Today, the three Baltic countries Estonia, Latvia and Lithuania, have jointly agreed to develop an experimental 5G cross-border corridor that will allow the testing of autonomous vehicles on European motorways. The ‘Via Baltica – North’ agreement will extend the pan-European network of 5G corridors, which was initiated by the European Commission during the Digital Day 2017 involving 29 EU and EEAS countries. By creating hundreds of kilometres long corridors for large-scale testing and early deployment of 5G infrastructure the Commission wants Europeans to benefit from connected and automated driving and mobility in a secure and safe environment. The large-scale testing will take place in European cities and along major transport paths. Yesterday, the Commission also launched the European 5G Observatory, which will update it on the latest market developments, including actions being undertaken by the private and public sectors, in the field of 5G. The Observatory focuses on 5G developments in Europe, along with major international developments (USA, Japan, China, South Korea) that could impact the European market. The 5G Action Plan adopted by the European Commission in September 2016 sets as a target of starting 5G roll-out in 2020. The Observatory will enable the Commission to assess the progress of the Action Plan and take steps to fully implement it. The Commission is supporting the development of 5G in the context of the 5G Public-Private Partnership as part of the research programme Horizon 2020 with €700 million.

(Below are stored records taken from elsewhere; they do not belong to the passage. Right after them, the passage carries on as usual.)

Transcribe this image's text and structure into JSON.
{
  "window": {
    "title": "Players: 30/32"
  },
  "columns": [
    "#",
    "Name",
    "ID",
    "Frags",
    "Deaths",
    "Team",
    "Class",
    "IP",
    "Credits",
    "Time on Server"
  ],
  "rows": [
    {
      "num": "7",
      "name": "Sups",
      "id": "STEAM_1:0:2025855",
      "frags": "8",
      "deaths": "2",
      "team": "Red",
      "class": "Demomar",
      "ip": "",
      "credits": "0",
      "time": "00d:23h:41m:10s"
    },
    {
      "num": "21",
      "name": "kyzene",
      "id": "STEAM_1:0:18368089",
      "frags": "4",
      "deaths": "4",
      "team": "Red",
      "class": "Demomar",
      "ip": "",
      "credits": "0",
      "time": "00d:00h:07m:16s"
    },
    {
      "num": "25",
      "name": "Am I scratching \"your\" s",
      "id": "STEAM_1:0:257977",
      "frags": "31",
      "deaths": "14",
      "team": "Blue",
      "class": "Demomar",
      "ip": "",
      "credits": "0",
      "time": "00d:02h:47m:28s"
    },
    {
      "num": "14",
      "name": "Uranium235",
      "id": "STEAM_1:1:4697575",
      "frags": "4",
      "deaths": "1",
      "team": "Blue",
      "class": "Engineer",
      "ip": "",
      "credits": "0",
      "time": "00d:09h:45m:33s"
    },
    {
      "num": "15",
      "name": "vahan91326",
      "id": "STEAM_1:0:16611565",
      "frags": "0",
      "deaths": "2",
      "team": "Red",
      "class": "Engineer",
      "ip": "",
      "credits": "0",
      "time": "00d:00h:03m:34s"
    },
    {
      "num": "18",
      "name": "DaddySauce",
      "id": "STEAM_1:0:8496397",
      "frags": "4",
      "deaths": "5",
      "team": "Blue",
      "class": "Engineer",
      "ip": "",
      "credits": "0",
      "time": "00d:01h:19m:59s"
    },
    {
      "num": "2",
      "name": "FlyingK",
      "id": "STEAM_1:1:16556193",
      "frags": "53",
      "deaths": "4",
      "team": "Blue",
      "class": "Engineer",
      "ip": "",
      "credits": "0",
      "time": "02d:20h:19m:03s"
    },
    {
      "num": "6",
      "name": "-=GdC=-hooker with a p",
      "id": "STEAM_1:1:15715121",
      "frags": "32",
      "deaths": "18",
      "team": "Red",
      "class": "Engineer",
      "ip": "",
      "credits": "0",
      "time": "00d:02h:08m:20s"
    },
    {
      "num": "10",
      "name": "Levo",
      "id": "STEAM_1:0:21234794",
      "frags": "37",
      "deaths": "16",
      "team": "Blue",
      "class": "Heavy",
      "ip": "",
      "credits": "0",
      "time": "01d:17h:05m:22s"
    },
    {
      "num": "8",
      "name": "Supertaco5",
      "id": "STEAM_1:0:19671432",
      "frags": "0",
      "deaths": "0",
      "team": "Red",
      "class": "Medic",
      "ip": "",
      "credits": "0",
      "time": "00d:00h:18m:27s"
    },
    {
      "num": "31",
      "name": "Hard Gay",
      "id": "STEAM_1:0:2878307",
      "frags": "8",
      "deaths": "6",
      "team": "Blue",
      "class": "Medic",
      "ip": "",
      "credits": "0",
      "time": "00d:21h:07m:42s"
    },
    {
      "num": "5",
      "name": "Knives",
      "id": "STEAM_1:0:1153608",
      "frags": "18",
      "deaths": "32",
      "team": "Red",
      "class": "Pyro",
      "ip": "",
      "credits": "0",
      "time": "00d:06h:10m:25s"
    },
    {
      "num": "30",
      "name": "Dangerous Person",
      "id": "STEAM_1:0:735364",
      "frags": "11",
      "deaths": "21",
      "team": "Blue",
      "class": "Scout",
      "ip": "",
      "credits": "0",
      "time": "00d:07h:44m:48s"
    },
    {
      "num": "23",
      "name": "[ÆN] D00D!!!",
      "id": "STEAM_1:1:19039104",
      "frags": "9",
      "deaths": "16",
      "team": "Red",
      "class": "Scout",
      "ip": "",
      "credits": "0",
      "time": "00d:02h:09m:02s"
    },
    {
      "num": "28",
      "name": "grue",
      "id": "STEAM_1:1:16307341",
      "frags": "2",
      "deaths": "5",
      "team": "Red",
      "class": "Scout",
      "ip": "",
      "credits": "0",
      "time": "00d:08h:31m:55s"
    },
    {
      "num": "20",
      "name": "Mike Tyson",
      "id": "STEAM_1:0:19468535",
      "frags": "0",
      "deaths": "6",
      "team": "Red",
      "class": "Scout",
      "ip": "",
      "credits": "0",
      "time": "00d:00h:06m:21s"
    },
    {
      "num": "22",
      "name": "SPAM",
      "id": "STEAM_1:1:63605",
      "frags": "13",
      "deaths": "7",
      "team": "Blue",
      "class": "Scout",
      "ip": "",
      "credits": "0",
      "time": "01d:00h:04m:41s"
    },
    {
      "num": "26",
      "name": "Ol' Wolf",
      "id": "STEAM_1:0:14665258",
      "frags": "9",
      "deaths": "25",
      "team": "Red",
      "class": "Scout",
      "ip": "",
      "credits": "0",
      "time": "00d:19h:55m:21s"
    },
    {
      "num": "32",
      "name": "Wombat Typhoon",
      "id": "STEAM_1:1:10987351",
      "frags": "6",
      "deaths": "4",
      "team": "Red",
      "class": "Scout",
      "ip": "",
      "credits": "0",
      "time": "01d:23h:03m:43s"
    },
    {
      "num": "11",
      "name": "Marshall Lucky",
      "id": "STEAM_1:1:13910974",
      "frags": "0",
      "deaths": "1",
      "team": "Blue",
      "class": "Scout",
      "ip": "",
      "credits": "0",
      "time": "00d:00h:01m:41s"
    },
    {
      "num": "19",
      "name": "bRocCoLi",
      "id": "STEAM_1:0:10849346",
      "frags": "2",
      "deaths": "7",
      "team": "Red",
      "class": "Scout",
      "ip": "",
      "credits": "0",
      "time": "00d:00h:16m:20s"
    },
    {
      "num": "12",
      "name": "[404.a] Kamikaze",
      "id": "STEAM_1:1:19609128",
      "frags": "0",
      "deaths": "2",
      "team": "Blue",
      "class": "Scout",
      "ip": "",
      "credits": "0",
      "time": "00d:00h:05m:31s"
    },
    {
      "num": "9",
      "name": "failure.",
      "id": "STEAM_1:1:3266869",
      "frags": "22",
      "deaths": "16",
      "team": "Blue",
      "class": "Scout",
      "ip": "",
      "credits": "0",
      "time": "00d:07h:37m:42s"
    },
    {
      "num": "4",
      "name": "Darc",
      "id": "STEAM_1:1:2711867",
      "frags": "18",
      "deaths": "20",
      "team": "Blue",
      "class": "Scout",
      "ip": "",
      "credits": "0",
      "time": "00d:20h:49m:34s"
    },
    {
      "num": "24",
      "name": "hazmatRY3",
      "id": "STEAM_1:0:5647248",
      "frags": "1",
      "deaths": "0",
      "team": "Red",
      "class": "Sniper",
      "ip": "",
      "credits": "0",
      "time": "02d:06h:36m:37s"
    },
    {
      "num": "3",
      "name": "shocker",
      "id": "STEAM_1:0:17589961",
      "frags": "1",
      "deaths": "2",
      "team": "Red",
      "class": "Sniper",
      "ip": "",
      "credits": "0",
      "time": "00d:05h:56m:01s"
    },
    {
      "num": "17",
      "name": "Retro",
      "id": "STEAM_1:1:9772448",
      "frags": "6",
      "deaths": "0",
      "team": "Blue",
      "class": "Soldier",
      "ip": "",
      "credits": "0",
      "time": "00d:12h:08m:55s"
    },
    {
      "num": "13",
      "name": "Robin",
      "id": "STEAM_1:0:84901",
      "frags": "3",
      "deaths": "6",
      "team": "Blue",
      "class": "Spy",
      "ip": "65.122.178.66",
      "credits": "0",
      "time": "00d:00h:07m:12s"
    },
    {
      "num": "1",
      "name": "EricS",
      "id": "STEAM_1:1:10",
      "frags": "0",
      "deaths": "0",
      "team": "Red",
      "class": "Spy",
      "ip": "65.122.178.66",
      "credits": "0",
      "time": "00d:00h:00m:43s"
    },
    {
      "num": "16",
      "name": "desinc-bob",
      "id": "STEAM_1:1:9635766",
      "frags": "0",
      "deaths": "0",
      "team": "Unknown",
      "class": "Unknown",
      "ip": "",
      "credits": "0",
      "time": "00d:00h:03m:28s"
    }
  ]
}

In March 2017 in Rome, 29 European countries, members of both the EU and the European Economic Area, signed a Letter of Intent to intensify cooperation on testing of automated road transport in cross border test sites. https://ec.europa.eu/digital-single-market/en/news/eu-and-eea-member-states-sign-cross-border-experiments-cooperative-connected-and-automated
In September 2017, EU countries and industry agreed to establish cross-border corridors during the round table on Connected and Automated Driving (CAD) in Frankfurt. A number of EU countries have gone on to sign or announce bilateral agreements for more corridors for testing driverless vehicles. These corridors will include border crossings and key sections of main roads.
In addition to agreements between Spain and Portugal, and Bulgaria, Greece and Serbia, on 5 September 2018 Poland and Lithuania signed a letter of intent to cooperate on technical, legal and policy of the cross-border CAM corridor ‘via Baltica – South’ (linking Warsaw, Kaunas, and Vilnius).